Lambda functions in a single AWS account in one Region share the concurrency limit. If one function exceeds the concurrent limit, this prevents other functions from being invoked by the Lambda service. You can set reserved concurrency for Lambda functions to ensure that they can be invoked even if the overall capacity has been exhausted. Reserved concurrency has two effects on a Lambda function:

  1. The reserved concurrency is deducted from the overall capacity for the AWS account in a given Region. The Lambda function always has the reserved concurrency available exclusively for its own invocations.

  2. The reserved concurrency restricts the maximum number of concurrent invocations for that function. Synchronous requests arriving in excess of the reserved concurrency limit will fail with a throttling error.

You can also use reserved concurrency to throttle the rate of requests processed by your workload.

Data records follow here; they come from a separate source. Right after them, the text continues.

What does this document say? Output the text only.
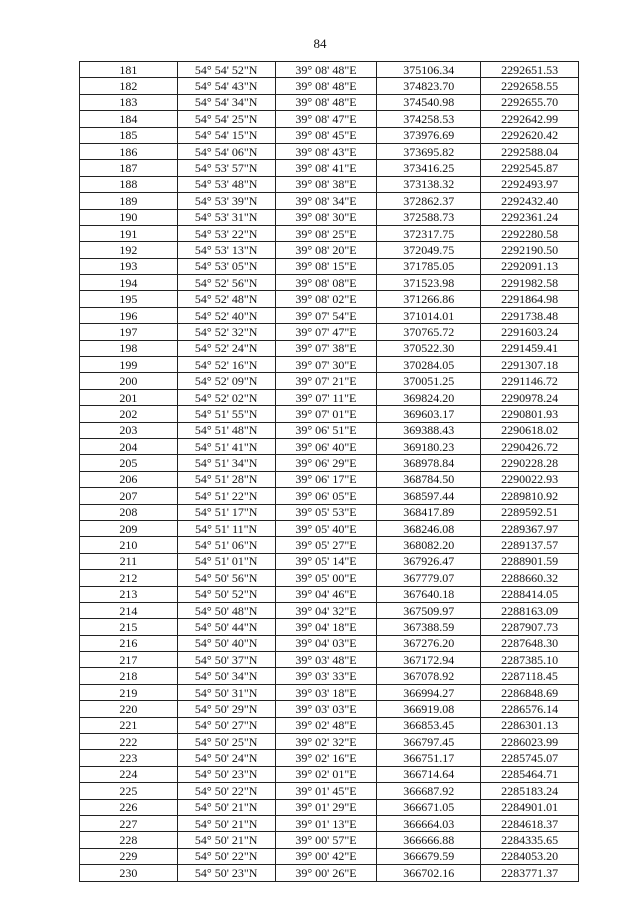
84
181	54° 54' 52"N	39° 08' 48"E	375106.34	2292651.53
182	54° 54' 43"N	39° 08' 48"E	374823.70	2292658.55
183	54° 54' 34"N	39° 08' 48"E	374540.98	2292655.70
184	54° 54' 25"N	39° 08' 47"E	374258.53	2292642.99
185	54° 54' 15"N	39° 08' 45"E	373976.69	2292620.42
186	54° 54' 06"N	39° 08' 43"E	373695.82	2292588.04
187	54° 53' 57"N	39° 08' 41"E	373416.25	2292545.87
188	54° 53' 48"N	39° 08' 38"E	373138.32	2292493.97
189	54° 53' 39"N	39° 08' 34"E	372862.37	2292432.40
190	54° 53' 31"N	39° 08' 30"E	372588.73	2292361.24
191	54° 53' 22"N	39° 08' 25"E	372317.75	2292280.58
192	54° 53' 13"N	39° 08' 20"E	372049.75	2292190.50
193	54° 53' 05"N	39° 08' 15"E	371785.05	2292091.13
194	54° 52' 56"N	39° 08' 08"E	371523.98	2291982.58
195	54° 52' 48"N	39° 08' 02"E	371266.86	2291864.98
196	54° 52' 40"N	39° 07' 54"E	371014.01	2291738.48
197	54° 52' 32"N	39° 07' 47"E	370765.72	2291603.24
198	54° 52' 24"N	39° 07' 38"E	370522.30	2291459.41
199	54° 52' 16"N	39° 07' 30"E	370284.05	2291307.18
200	54° 52' 09"N	39° 07' 21"E	370051.25	2291146.72
201	54° 52' 02"N	39° 07' 11"E	369824.20	2290978.24
202	54° 51' 55"N	39° 07' 01"E	369603.17	2290801.93
203	54° 51' 48"N	39° 06' 51"E	369388.43	2290618.02
204	54° 51' 41"N	39° 06' 40"E	369180.23	2290426.72
205	54° 51' 34"N	39° 06' 29"E	368978.84	2290228.28
206	54° 51' 28"N	39° 06' 17"E	368784.50	2290022.93
207	54° 51' 22"N	39° 06' 05"E	368597.44	2289810.92
208	54° 51' 17"N	39° 05' 53"E	368417.89	2289592.51
209	54° 51' 11"N	39° 05' 40"E	368246.08	2289367.97
210	54° 51' 06"N	39° 05' 27"E	368082.20	2289137.57
211	54° 51' 01"N	39° 05' 14"E	367926.47	2288901.59
212	54° 50' 56"N	39° 05' 00"E	367779.07	2288660.32
213	54° 50' 52"N	39° 04' 46"E	367640.18	2288414.05
214	54° 50' 48"N	39° 04' 32"E	367509.97	2288163.09
215	54° 50' 44"N	39° 04' 18"E	367388.59	2287907.73
216	54° 50' 40"N	39° 04' 03"E	367276.20	2287648.30
217	54° 50' 37"N	39° 03' 48"E	367172.94	2287385.10
218	54° 50' 34"N	39° 03' 33"E	367078.92	2287118.45
219	54° 50' 31"N	39° 03' 18"E	366994.27	2286848.69
220	54° 50' 29"N	39° 03' 03"E	366919.08	2286576.14
221	54° 50' 27"N	39° 02' 48"E	366853.45	2286301.13
222	54° 50' 25"N	39° 02' 32"E	366797.45	2286023.99
223	54° 50' 24"N	39° 02' 16"E	366751.17	2285745.07
224	54° 50' 23"N	39° 02' 01"E	366714.64	2285464.71
225	54° 50' 22"N	39° 01' 45"E	366687.92	2285183.24
226	54° 50' 21"N	39° 01' 29"E	366671.05	2284901.01
227	54° 50' 21"N	39° 01' 13"E	366664.03	2284618.37
228	54° 50' 21"N	39° 00' 57"E	366666.88	2284335.65
229	54° 50' 22"N	39° 00' 42"E	366679.59	2284053.20
230	54° 50' 23"N	39° 00' 26"E	366702.16	2283771.37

For Lambda functions that are invoked asynchronously or using an internal poller, such as for S3, SQS, or DynamoDB integrations, reserved concurrency limits how many requests are processed simultaneously. In this case, events are stored durably in internal queues until the Lambda function is available. This can help create a smoothing effect for handling spiky levels of traffic.

For example, a Lambda function receives messages from an SQS queue and writes to a DynamoDB table. It has a reserved concurrency of 10 with a batch size of 10 items. The SQS queue rapidly receives 1,000 messages. The Lambda function scales up to 10 concurrent instances, each processing 10 messages from the queue. While it takes longer to process the entire queue, this results in a consistent rate of write capacity units (WCUs) consumed by the DynamoDB table.